A lei determina que a empresa contrate seguro contra acidentes para esses trabalhadores e garante assistência financeira para os mesmos, em caso de infecção pelo Covid-19 pelo período de 15 (quinze) dias, o qual pode ser prorrogado por 2 (dois) períodos de 15 (quinze) dias, calculada de acordo com a média dos 3 (três) últimos pagamentos mensais recebidos. Estabelece ainda que as empresas de aplicativo de entrega devem disponibilizar ao entregador máscaras e álcool em gel ou fazer o respectivo reembolso quando os referidos utensílios forem adquiridos pelo trabalhador. As empresas devem também alertar o trabalhador acerca dos riscos do coronavírus bem como acerca dos cuidados necessários para se prevenir o contágio e a disseminação da doença.
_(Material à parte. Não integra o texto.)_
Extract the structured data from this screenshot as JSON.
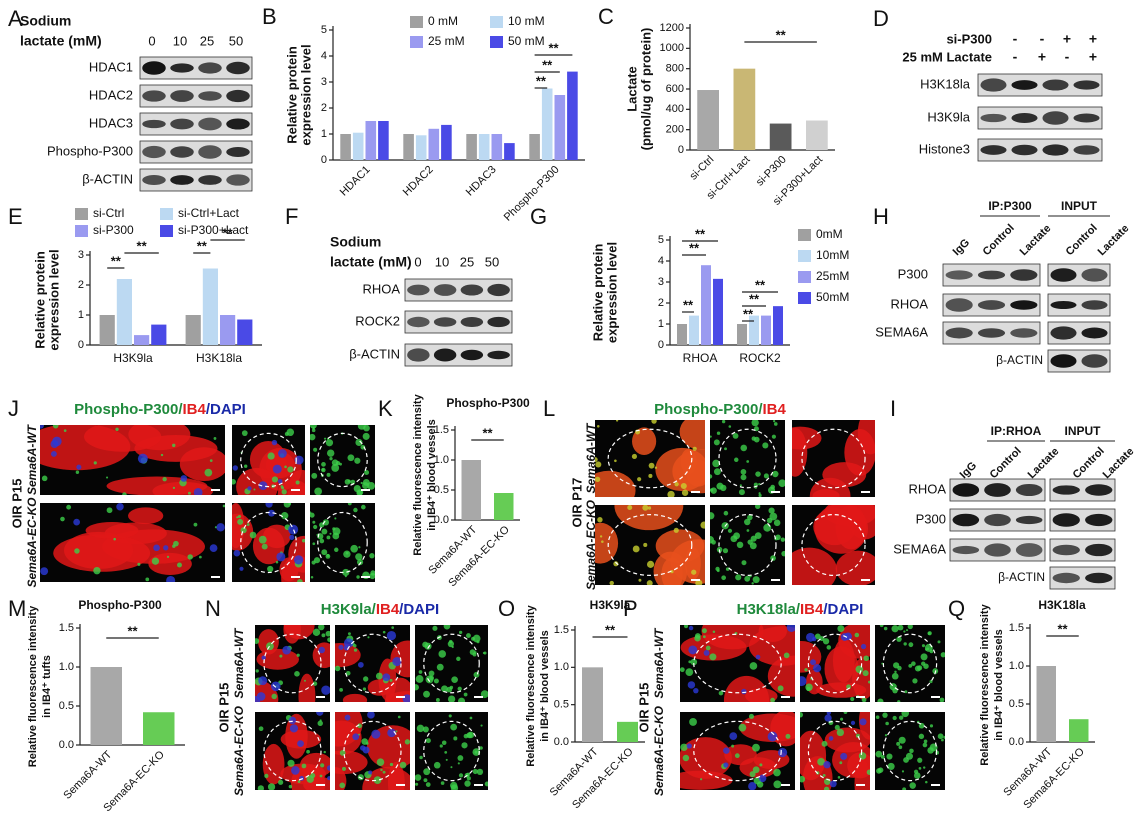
{
  "chart_data": [
    {
      "panel": "B",
      "type": "bar",
      "ylabel": [
        "Relative protein",
        "expression level"
      ],
      "categories": [
        "HDAC1",
        "HDAC2",
        "HDAC3",
        "Phospho-P300"
      ],
      "series": [
        {
          "name": "0 mM",
          "color": "#a0a0a0",
          "values": [
            1,
            1,
            1,
            1
          ]
        },
        {
          "name": "10 mM",
          "color": "#bcd9f2",
          "values": [
            1.05,
            0.95,
            1.0,
            2.75
          ]
        },
        {
          "name": "25 mM",
          "color": "#9a9af0",
          "values": [
            1.5,
            1.2,
            1.0,
            2.5
          ]
        },
        {
          "name": "50 mM",
          "color": "#4a4ae6",
          "values": [
            1.5,
            1.35,
            0.65,
            3.4
          ]
        }
      ],
      "ylim": [
        0,
        5
      ],
      "yticks": [
        0,
        1,
        2,
        3,
        4,
        5
      ],
      "annotations": [
        "**",
        "**",
        "**"
      ]
    },
    {
      "panel": "C",
      "type": "bar",
      "ylabel": [
        "Lactate",
        "(pmol/ug of protein)"
      ],
      "categories": [
        "si-Ctrl",
        "si-Ctrl+Lact",
        "si-P300",
        "si-P300+Lact"
      ],
      "values": [
        590,
        800,
        260,
        290
      ],
      "colors": [
        "#a8a8a8",
        "#c9b774",
        "#5a5a5a",
        "#d0d0d0"
      ],
      "ylim": [
        0,
        1200
      ],
      "yticks": [
        0,
        200,
        400,
        600,
        800,
        1000,
        1200
      ],
      "annotations": [
        "**"
      ]
    },
    {
      "panel": "E",
      "type": "bar",
      "ylabel": [
        "Relative protein",
        "expression level"
      ],
      "categories": [
        "H3K9la",
        "H3K18la"
      ],
      "series": [
        {
          "name": "si-Ctrl",
          "color": "#a0a0a0",
          "values": [
            1,
            1
          ]
        },
        {
          "name": "si-Ctrl+Lact",
          "color": "#bcd9f2",
          "values": [
            2.2,
            2.55
          ]
        },
        {
          "name": "si-P300",
          "color": "#9a9af0",
          "values": [
            0.33,
            1.0
          ]
        },
        {
          "name": "si-P300+Lact",
          "color": "#4a4ae6",
          "values": [
            0.68,
            0.85
          ]
        }
      ],
      "ylim": [
        0,
        3
      ],
      "yticks": [
        0,
        1,
        2,
        3
      ],
      "annotations": [
        "**",
        "**",
        "**",
        "**"
      ]
    },
    {
      "panel": "G",
      "type": "bar",
      "ylabel": [
        "Relative protein",
        "expression level"
      ],
      "categories": [
        "RHOA",
        "ROCK2"
      ],
      "series": [
        {
          "name": "0mM",
          "color": "#a0a0a0",
          "values": [
            1,
            1
          ]
        },
        {
          "name": "10mM",
          "color": "#bcd9f2",
          "values": [
            1.4,
            1.4
          ]
        },
        {
          "name": "25mM",
          "color": "#9a9af0",
          "values": [
            3.8,
            1.4
          ]
        },
        {
          "name": "50mM",
          "color": "#4a4ae6",
          "values": [
            3.15,
            1.85
          ]
        }
      ],
      "ylim": [
        0,
        5
      ],
      "yticks": [
        0,
        1,
        2,
        3,
        4,
        5
      ],
      "annotations": [
        "**",
        "**",
        "**",
        "**",
        "**",
        "**"
      ]
    },
    {
      "panel": "K",
      "type": "bar",
      "title": "Phospho-P300",
      "ylabel": [
        "Relative fluorescence intensity",
        "in IB4⁺ blood vessels"
      ],
      "categories": [
        "Sema6A-WT",
        "Sema6A-EC-KO"
      ],
      "values": [
        1.0,
        0.45
      ],
      "colors": [
        "#a8a8a8",
        "#66cc55"
      ],
      "ylim": [
        0,
        1.5
      ],
      "yticks": [
        {
          "value": 0,
          "label": "0.0"
        },
        {
          "value": 0.5,
          "label": "0.5"
        },
        {
          "value": 1,
          "label": "1.0"
        },
        {
          "value": 1.5,
          "label": "1.5"
        }
      ],
      "annotations": [
        "**"
      ]
    },
    {
      "panel": "M",
      "type": "bar",
      "title": "Phospho-P300",
      "ylabel": [
        "Relative fluorescence intensity",
        "in IB4⁺ tufts"
      ],
      "categories": [
        "Sema6A-WT",
        "Sema6A-EC-KO"
      ],
      "values": [
        1.0,
        0.42
      ],
      "colors": [
        "#a8a8a8",
        "#66cc55"
      ],
      "ylim": [
        0,
        1.5
      ],
      "yticks": [
        {
          "value": 0,
          "label": "0.0"
        },
        {
          "value": 0.5,
          "label": "0.5"
        },
        {
          "value": 1,
          "label": "1.0"
        },
        {
          "value": 1.5,
          "label": "1.5"
        }
      ],
      "annotations": [
        "**"
      ]
    },
    {
      "panel": "O",
      "type": "bar",
      "title": "H3K9la",
      "ylabel": [
        "Relative fluorescence intensity",
        "in IB4⁺ blood vessels"
      ],
      "categories": [
        "Sema6A-WT",
        "Sema6A-EC-KO"
      ],
      "values": [
        1.0,
        0.27
      ],
      "colors": [
        "#a8a8a8",
        "#66cc55"
      ],
      "ylim": [
        0,
        1.5
      ],
      "yticks": [
        {
          "value": 0,
          "label": "0.0"
        },
        {
          "value": 0.5,
          "label": "0.5"
        },
        {
          "value": 1,
          "label": "1.0"
        },
        {
          "value": 1.5,
          "label": "1.5"
        }
      ],
      "annotations": [
        "**"
      ]
    },
    {
      "panel": "Q",
      "type": "bar",
      "title": "H3K18la",
      "ylabel": [
        "Relative fluorescence intensity",
        "in IB4⁺ blood vessels"
      ],
      "categories": [
        "Sema6A-WT",
        "Sema6A-EC-KO"
      ],
      "values": [
        1.0,
        0.3
      ],
      "colors": [
        "#a8a8a8",
        "#66cc55"
      ],
      "ylim": [
        0,
        1.5
      ],
      "yticks": [
        {
          "value": 0,
          "label": "0.0"
        },
        {
          "value": 0.5,
          "label": "0.5"
        },
        {
          "value": 1,
          "label": "1.0"
        },
        {
          "value": 1.5,
          "label": "1.5"
        }
      ],
      "annotations": [
        "**"
      ]
    }
  ],
  "blots": [
    {
      "panel": "A",
      "header": [
        "Sodium",
        "lactate (mM)"
      ],
      "lanes": [
        "0",
        "10",
        "25",
        "50"
      ],
      "rows": [
        "HDAC1",
        "HDAC2",
        "HDAC3",
        "Phospho-P300",
        "β-ACTIN"
      ]
    },
    {
      "panel": "D",
      "conditions": [
        {
          "label": "si-P300",
          "signs": [
            "-",
            "-",
            "+",
            "+"
          ]
        },
        {
          "label": "25 mM Lactate",
          "signs": [
            "-",
            "+",
            "-",
            "+"
          ]
        }
      ],
      "rows": [
        "H3K18la",
        "H3K9la",
        "Histone3"
      ]
    },
    {
      "panel": "F",
      "header": [
        "Sodium",
        "lactate (mM)"
      ],
      "lanes": [
        "0",
        "10",
        "25",
        "50"
      ],
      "rows": [
        "RHOA",
        "ROCK2",
        "β-ACTIN"
      ]
    },
    {
      "panel": "H",
      "groups": [
        "IP:P300",
        "INPUT"
      ],
      "lanes": [
        "IgG",
        "Control",
        "Lactate",
        "Control",
        "Lactate"
      ],
      "rows": [
        "P300",
        "RHOA",
        "SEMA6A",
        "β-ACTIN"
      ]
    },
    {
      "panel": "I",
      "groups": [
        "IP:RHOA",
        "INPUT"
      ],
      "lanes": [
        "IgG",
        "Control",
        "Lactate",
        "Control",
        "Lactate"
      ],
      "rows": [
        "RHOA",
        "P300",
        "SEMA6A",
        "β-ACTIN"
      ]
    }
  ],
  "images": [
    {
      "panel": "J",
      "title": [
        {
          "text": "Phospho-P300",
          "color": "#1f8a3c"
        },
        {
          "text": "/",
          "color": "#1f8a3c"
        },
        {
          "text": "IB4",
          "color": "#e02020"
        },
        {
          "text": "/",
          "color": "#1a2aa8"
        },
        {
          "text": "DAPI",
          "color": "#1a2aa8"
        }
      ],
      "stage": "OIR P15",
      "rows": [
        "Sema6A-WT",
        "Sema6A-EC-KO"
      ]
    },
    {
      "panel": "L",
      "title": [
        {
          "text": "Phospho-P300",
          "color": "#1f8a3c"
        },
        {
          "text": "/",
          "color": "#1f8a3c"
        },
        {
          "text": "IB4",
          "color": "#e02020"
        }
      ],
      "stage": "OIR P17",
      "rows": [
        "Sema6A-WT",
        "Sema6A-EC-KO"
      ]
    },
    {
      "panel": "N",
      "title": [
        {
          "text": "H3K9la",
          "color": "#1f8a3c"
        },
        {
          "text": "/",
          "color": "#1f8a3c"
        },
        {
          "text": "IB4",
          "color": "#e02020"
        },
        {
          "text": "/",
          "color": "#1a2aa8"
        },
        {
          "text": "DAPI",
          "color": "#1a2aa8"
        }
      ],
      "stage": "OIR P15",
      "rows": [
        "Sema6A-WT",
        "Sema6A-EC-KO"
      ]
    },
    {
      "panel": "P",
      "title": [
        {
          "text": "H3K18la",
          "color": "#1f8a3c"
        },
        {
          "text": "/",
          "color": "#1f8a3c"
        },
        {
          "text": "IB4",
          "color": "#e02020"
        },
        {
          "text": "/",
          "color": "#1a2aa8"
        },
        {
          "text": "DAPI",
          "color": "#1a2aa8"
        }
      ],
      "stage": "OIR P15",
      "rows": [
        "Sema6A-WT",
        "Sema6A-EC-KO"
      ]
    }
  ]
}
É preciso destacar ainda que a lei preceitua que do contrato ou do termo de registro celebrado entre a empresa de aplicativo de entrega e o entregador deverão constar expressamente as hipóteses de bloqueio, de suspensão ou de exclusão da conta do entregador da plataforma eletrônica. Restou estabelecido que a penalidade de exclusão deve ser precedida de comunicação prévia, com antecedência de 3 (três) dias úteis, acompanhada das razões da aplicação da penalidade.
O ponto chave da lei é o seu Art. 10, que indica que os benefícios e as conceituações previstos na norma não servirão de base para a caracterização da natureza jurídica da relação entre os entregadores e as empresas de aplicativo de entrega. O que se infere da leitura do referido dispositivo é que a concessão dessas medidas protetivas aos entregadores não resulta na certeza da existência de vínculo empregatício.
Vale frisar que existe muita controvérsia nos tribunais trabalhistas do país acerca da (in) existência de vínculo empregatício entre entregadores e empresas de aplicativo de entrega. O fato é que não se trata de uma situação homogênea e cada caso deve ser analisado à luz das suas particularidades, quando houver a judicialização de questões dessa natureza.

Por Aline Melo, Edson Gomes, Flávia Meireles, Luís Gadelha e Raul Aguiar.